Мы пришли в соседнюю комнату и сели в углу на софе.
— Здесь нас никто не подслушает, — сказала леди М**. — Скажите, пожалуйста, вы расстались с леди Батерст, но я не знаю почему. Что, это тайна?
— Нет. После отъезда Каролины мне нечего было у нее делать, и я не захотела оставаться. Вам, может быть, известно, что я приехала к леди Батерст в гости, и что непредвидимая перемена обстоятельств заставила меня остаться у нее в качестве наставницы Каролины.
— Да, я слышала что-то в этом роде; это у вас было, кажется, слажено как-то между собою, и леди Батерст была, я думаю, этому очень рада. Я, по крайней мере, сочла бы это за особенное счастье. Теперь вы у леди Р**. Скажите, если это не нескромный с моей стороны вопрос: что вы у нее такое?
— Она пригласила меня в секретарши, но я еще ни строки для нее не писала. Леди Р** угодно видеть во мне компаньонку, и я должна отдать ей справедливость, что она осыпает меня ласками.
— Я в этом не сомневаюсь, — сказала леди М**, — только мне кажется (извините, что я беру смелость вмешиваться в ваши дела: я от души желаю вам добра), мне кажется, что положение ваше в доме леди Р** не совсем таково, каким желали бы его видеть преданные вам люди. Всем известны ее странности, чтобы не сказать иначе, и вы, может быть, не замечаете, что она любит иногда болтнуть лишнее.

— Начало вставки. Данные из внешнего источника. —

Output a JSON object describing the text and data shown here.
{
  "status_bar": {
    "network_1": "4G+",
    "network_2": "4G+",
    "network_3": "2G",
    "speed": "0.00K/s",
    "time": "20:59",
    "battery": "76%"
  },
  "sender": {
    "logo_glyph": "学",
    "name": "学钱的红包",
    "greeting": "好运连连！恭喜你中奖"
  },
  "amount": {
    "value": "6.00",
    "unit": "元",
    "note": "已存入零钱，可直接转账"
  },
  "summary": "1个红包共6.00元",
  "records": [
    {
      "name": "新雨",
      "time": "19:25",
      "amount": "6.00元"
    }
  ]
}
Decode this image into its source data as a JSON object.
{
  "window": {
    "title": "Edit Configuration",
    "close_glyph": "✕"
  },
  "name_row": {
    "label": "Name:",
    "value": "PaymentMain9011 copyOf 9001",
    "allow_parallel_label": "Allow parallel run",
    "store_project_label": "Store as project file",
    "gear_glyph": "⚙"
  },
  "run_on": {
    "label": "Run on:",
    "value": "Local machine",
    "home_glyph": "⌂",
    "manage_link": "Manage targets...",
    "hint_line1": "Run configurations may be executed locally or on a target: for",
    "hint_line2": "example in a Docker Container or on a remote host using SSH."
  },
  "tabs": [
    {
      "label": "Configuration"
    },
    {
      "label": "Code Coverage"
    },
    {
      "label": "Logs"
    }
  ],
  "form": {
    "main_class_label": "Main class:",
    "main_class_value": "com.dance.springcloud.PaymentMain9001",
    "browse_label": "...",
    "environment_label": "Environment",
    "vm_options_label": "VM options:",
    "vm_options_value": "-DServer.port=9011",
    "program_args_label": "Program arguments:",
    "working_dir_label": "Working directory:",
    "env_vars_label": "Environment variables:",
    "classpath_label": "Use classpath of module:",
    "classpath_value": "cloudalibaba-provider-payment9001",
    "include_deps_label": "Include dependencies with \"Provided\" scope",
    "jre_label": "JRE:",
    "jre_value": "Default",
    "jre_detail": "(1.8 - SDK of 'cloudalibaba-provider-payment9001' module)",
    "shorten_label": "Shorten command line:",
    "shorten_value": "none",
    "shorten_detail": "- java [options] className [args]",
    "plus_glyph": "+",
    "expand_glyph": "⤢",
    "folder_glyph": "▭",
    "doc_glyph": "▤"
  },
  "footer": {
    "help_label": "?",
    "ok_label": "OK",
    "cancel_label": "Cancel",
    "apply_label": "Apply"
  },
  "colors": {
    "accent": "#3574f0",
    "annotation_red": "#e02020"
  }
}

При вас она, разумеется, остерегается; у нее доброе сердце, и она никого не захочет оскорблять умышленно; но в обществе она часто увлекается желанием блеснуть и говорить то, о чем следовало бы умолчать. Мне рассказывали, что намедни, за обедом у мистрисс В**, куда вы не были приглашены, она назвала вас, кажется, своим «очаровательным образцом», и когда у нее попросили объяснения этих слов, она сказала, что вы принимаете разные позы, а она пишет, по ее выражению, с натуры. Некоторые из молодых людей сказали или, лучше сказать, намекнули, что желали бы исполнять роль героя и стоять перед вами на коленях, а она отвечала, что не нуждается в их услугах, потому что для этой роли у нее есть какой-то паж или лакей, не помню наверное. Ведь это, разумеется, неправда, мадмуазель де Шатонеф?